Скажу тут кстати: много у меня приятелей здесь в городе на Неве появилось, есть среди них и милые сердцу друзья, но, пожалуй, самый близкий теперь у меня товарищ — этот нечиновный, никакими званиями и наградами не отмеченный человек рабоче-крестьянского сословия. Мне с ним всегда интересно, и каждый раз я с удовольствием с ним встречаюсь.
Ну, а жизнь наша мирская продолжалась; теперь уже, правда, без Дарьи Ивановны, без её роскошного блестящего «Мерседеса».
Однажды мне позвонил Николай Николаевич Скатов, директор Института русской литературы, известного у нас под именем Пушкинский дом, изъявил желание встретиться. Я пригласил его к себе. Он приехал, и у нас с ним сразу же завязалась дружеская беседа. Мы были знакомы заочно, но встречаться нам не приходилось, и я сразу мог оценить доверие, которое он мне выказывал. Говорил о том, как печатаются при новой власти его книги, какие творческие планы он вынашивает в это смутное для России время, как часто ему приходится бывать в Москве по делам института и как помогают ему высокие государственные мужи из тех, кто ещё недавно жил в Ленинграде и которых он хорошо знал.
Как человек интеллигентный, деликатный, он ничего не говорил об истинной цели своего визита, но я знал, что он хотел бы стать членом нашего коллектива по квоте полного академика. Передо мной был тот самый характерный и даже типический случай в положении русского учёного во все годы советской власти, когда в русскую академию наук сбежались и сцепились в плотное кольцо люди нерусские, главным образом евреи, и там уж для русского учёного возводились такие запруды, преодолеть которые становилось невозможно. Многие учёные, создававшие научные школы, а то и целые направления, не удостаивались чести быть академиком. Даже Дмитрий Менделеев, совершивший великое открытие, не был принят в Российскую академию наук.
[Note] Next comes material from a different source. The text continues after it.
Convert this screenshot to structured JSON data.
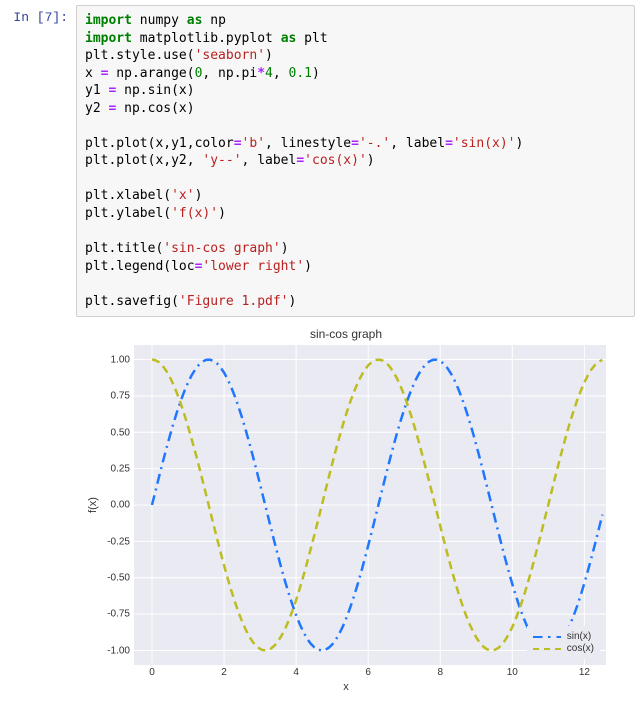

Создалась ситуация, подобная той, которая была при Ломоносове, когда в Российской академии все ключевые посты заняли немцы и величайший из русских учёных с горькой иронией заявил: я хотел бы стать немцем.
Появление общественных академий в наше перестроечное время было, ко всему прочему, еще и реакцией на ту вопиющую несправедливость, которая и во все времена русской истории имела место, но в советское время приняла поистине уродливые формы: членом Русской академии мог без труда стать посредственный деятель от науки, но в то же время гигант вроде Менделеева туда, как в ушко игольное, проникнуть не мог. В общественных академиях сама научная общественность как бы исправляла это нелепое положение.
Выбрав подходящий момент в нашей беседе, я как бы между прочим сказал, что у нас в президиуме давно высказывалось мнение пригласить его к нам в академию. Он на это заметил: да я бы и сам к вам пришёл, но от кого-то слышал, что у вас громоздкий и трудный механизм приёма новых членов, может быть, даже более трудный, чем в Российской академии наук. Я на это сказал:
— Да, это верно, но, я надеюсь, мы найдём двух рекомендателей, а третью напишу я сам.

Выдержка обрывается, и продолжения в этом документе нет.